Dublin House goes the distance

click to enlarge Leslie Fedder keeps the beer flowing - CREIGHTON SMITH
  • Creighton Smith
  • Leslie Fedder keeps the beer flowing

I must admit I'm a sports bar ingnue. And with the exception of NCAA basketball playoffs, that annual pitting of the forces of evil (generally UNLV) against the forces of good (Duke, say, or Kansas), I haven't been terribly interested in watching sports on television. That is, until I walked into the Dublin House and saw a screen so big the hockey sticks looked life-size with reception so clear I could feel the cold coming off the ice.

Until some multimedia wizard comes up with a 3-D, hologram-like device that simulates the feeling one gets at a live sporting event, a sports bar is the place to be for major games. With a pitcher of cold beer nearby and the contagious enthusiasm of one's fellow sports fans, an enjoyable time can be had. Just remember you're there for the game, not the food.

If you must munch something, keep it simple. Hot wings are a good bet, as are nachos -- both rarely done well but seldom done poorly. The fried veggie combo at the Dublin House was good; it wasn't greasy and offered a nice assortment of vegetables. The Queso and Spinach Dip was less successful. Served with uninspired packaged chips, the dip seemed to have been made with a low-end Velveeta; even a teenager would have second thoughts about a second serving.

One oddity amidst the more typical bar fare was the Supreme Sauted Mushrooms. Served with sour cream and Parmesan, it was just nasty. If you want to experience this at home -- though I don't recommend it -- open a can of mushrooms, mix in some sour cream and serve lukewarm.

Appetizers are priced a little dearly, on the safe assumption (I'm betting) that, in the throes of athletic excitement, diners will want to eat with their fingers.
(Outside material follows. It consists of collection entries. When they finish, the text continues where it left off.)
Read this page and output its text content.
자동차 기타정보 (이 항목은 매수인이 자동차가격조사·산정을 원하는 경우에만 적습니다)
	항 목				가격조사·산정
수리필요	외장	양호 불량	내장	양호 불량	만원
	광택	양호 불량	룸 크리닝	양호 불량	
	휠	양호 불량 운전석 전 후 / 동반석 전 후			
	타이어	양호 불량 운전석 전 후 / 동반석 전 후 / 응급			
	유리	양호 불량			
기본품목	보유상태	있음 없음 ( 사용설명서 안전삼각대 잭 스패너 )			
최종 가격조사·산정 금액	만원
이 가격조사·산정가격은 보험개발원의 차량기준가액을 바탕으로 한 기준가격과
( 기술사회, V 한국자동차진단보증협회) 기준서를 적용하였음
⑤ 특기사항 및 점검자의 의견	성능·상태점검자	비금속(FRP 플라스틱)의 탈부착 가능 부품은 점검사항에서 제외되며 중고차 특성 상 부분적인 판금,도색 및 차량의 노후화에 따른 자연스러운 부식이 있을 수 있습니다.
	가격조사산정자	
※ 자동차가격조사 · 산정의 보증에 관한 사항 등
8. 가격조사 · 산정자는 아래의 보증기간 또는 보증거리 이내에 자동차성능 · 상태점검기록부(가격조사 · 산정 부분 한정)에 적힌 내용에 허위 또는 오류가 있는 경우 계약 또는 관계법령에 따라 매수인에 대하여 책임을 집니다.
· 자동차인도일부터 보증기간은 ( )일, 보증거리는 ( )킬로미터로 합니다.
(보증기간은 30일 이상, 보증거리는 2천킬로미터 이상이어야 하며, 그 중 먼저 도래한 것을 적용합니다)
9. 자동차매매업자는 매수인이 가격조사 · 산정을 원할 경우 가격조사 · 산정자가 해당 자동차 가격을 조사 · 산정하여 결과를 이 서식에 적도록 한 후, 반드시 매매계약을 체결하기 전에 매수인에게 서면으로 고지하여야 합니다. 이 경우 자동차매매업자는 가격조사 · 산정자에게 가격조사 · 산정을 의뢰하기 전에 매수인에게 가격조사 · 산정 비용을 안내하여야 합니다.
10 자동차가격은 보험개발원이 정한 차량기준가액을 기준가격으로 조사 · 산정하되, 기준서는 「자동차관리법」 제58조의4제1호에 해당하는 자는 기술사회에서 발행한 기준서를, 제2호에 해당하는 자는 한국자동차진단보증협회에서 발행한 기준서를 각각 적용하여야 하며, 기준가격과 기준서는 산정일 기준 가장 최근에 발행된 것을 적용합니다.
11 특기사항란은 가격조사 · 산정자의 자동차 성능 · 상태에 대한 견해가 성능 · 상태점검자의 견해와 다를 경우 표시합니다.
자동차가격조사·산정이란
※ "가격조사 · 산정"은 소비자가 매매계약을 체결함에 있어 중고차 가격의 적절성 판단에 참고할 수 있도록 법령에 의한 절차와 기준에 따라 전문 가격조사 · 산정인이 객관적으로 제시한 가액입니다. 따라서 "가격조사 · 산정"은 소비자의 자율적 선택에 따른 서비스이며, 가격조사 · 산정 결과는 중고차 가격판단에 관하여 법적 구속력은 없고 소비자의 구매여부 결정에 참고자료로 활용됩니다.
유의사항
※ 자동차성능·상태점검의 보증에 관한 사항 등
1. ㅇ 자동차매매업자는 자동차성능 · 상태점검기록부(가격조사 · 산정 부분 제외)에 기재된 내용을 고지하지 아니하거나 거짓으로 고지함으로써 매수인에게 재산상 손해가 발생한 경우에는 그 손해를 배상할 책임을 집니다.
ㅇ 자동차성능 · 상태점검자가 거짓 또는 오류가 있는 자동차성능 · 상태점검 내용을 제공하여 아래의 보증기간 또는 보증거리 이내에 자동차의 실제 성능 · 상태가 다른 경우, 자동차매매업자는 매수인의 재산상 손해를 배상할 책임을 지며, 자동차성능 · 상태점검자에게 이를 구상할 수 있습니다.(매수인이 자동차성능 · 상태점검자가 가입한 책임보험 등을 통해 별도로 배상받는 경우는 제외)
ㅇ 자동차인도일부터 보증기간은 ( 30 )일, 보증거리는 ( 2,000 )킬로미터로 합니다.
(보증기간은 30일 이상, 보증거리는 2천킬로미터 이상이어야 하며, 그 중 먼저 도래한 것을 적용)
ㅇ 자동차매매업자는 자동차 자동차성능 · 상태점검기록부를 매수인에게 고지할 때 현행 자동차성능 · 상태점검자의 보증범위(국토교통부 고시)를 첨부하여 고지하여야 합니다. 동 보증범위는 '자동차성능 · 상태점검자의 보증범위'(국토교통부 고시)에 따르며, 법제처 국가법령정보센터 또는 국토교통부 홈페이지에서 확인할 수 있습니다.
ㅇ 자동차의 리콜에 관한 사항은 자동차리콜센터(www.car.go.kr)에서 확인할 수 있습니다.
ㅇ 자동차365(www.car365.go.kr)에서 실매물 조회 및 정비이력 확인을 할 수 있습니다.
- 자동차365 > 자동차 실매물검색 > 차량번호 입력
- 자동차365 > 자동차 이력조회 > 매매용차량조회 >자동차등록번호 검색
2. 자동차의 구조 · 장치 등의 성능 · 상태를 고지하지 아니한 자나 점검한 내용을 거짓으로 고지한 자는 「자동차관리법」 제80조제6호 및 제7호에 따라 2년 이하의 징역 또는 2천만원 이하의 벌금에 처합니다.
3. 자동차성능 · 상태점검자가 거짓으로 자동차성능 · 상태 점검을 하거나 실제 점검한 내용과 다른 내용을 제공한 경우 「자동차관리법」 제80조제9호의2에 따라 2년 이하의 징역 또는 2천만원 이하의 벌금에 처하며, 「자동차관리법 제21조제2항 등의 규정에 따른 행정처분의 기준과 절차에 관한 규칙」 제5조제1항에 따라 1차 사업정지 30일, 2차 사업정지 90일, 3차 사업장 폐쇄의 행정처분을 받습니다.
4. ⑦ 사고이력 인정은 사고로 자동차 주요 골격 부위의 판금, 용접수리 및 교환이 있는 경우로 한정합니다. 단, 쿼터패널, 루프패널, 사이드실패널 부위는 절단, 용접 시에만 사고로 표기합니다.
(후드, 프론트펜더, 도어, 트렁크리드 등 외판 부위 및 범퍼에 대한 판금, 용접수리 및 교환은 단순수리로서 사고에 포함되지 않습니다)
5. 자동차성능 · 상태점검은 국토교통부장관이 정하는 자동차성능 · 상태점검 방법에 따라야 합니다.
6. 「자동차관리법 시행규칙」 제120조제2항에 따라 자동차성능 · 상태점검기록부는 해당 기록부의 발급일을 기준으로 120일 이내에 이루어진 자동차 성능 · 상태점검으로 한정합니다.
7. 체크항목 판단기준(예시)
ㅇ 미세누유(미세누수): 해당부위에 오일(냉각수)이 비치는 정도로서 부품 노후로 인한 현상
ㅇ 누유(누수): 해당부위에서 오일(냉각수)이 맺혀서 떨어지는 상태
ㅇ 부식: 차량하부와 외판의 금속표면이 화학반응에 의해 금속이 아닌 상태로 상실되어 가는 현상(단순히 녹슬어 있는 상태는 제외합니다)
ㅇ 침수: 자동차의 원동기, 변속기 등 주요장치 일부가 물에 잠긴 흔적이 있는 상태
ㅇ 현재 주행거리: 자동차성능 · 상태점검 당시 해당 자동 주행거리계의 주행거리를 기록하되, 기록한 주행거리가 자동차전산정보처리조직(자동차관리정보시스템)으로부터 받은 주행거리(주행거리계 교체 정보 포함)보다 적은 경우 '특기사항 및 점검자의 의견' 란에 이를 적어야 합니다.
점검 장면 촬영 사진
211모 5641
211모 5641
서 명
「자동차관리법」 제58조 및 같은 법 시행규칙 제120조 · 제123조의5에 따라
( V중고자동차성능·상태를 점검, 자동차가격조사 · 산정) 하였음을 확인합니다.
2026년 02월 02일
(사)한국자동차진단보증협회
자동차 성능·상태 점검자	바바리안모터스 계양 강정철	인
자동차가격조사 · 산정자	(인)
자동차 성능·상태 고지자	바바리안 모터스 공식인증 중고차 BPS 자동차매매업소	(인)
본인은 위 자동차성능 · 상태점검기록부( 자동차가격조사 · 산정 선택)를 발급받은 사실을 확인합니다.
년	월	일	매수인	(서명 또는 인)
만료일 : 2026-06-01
You can buy an order of fries or onion rings for $2.95; the big-ticket items, like the Dublin Sampler (wings, mozzarella sticks, fried veggies and jalapeo poppers), tip the scales at $8.95. Portions are large, however.

Health-conscious diners wanting alternatives to all the fried starters might be drawn to the all-you-can-eat soup and salad bar for $6.95. Check it out before you decide, though. The night we were there it offered little besides iceberg lettuce, potato salad and pasta salad.

The entrees we sampled were uneven, but generally pretty good. The Philly cheese steak sandwich was huge, and the thinly sliced beef was tasty. The burger we tried with mushrooms, onions and Swiss cheese was equally large, juicy and flavorful, served on a fresh bun with just enough texture to make it interesting. No puffy Wonder Bread bun here. Burger prices range from $5.95 for the basic to $7.25 for one with guacamole and Monterey jack cheese.

Chicken dishes got mixed reviews. The chicken tenders were divine -- juicy, perfectly breaded, fried to a nice crunchiness, and served with a pleasant honey mustard. The chicken with barbecue sauce, however, was dry and gristly; its accompanying sauce was ghastly.

We tried the other white meat, a generously sized pork chop for $10.95. It was a little overcooked but went well with the applesauce and roasted potatoes that accompanied it. Choices for side dishes typically include onion rings, French fries, baked potato, and unnamed vegetables. They were out of a few choices, so we sampled only the potatoes. The crinkley fries would have made Ore-Ida proud. The baked potato, if you skip the sour cream and go easy on the butter, is a healthier bet.

The star at our table was the beef filet with crabmeat and bacon -- a tender cut of meat topped with a spicy mustard sauce. At $15.95, it's the priciest item on the menu, but how often do you get to splurge at a sports bar?

In reality (and despite the decorative banners proclaiming the joys of Budweiser), the Dublin House is more than a sports bar. The vast dining space -- separated from the smaller bar area, the video game arcade and the pool tables -- is a kid-friendly area. Several families with small children were there. The kids can run around without causing much of a fuss and the menu offers all the items kids raised on fast food are accustomed to. Hot dogs, grilled cheese, nachos and kid-sized burgers are reasonably priced from $2.95 to $3.95. Pizza, -- that staple for kids of all ages -- can be ordered with toppings like pepperoni, sausage, onions, mushrooms, green peppers and olives. A good-sized cheese pizza can be had for $8.95; toppings go for 50. The real bargain, however, is the combo, which holds six toppings for $10.95.

One caveat for anyone with lungs: Smokers go to sports bars. It's what they do. And it's the price non-smokers pay to enjoy the camaraderie, the noise, the adrenaline (however vicarious) of March Madness or a Super Bowl or just another Avs game. As they say at the Dublin House, they offer "All Sports for All People at All Times." Gotta love 'em for that.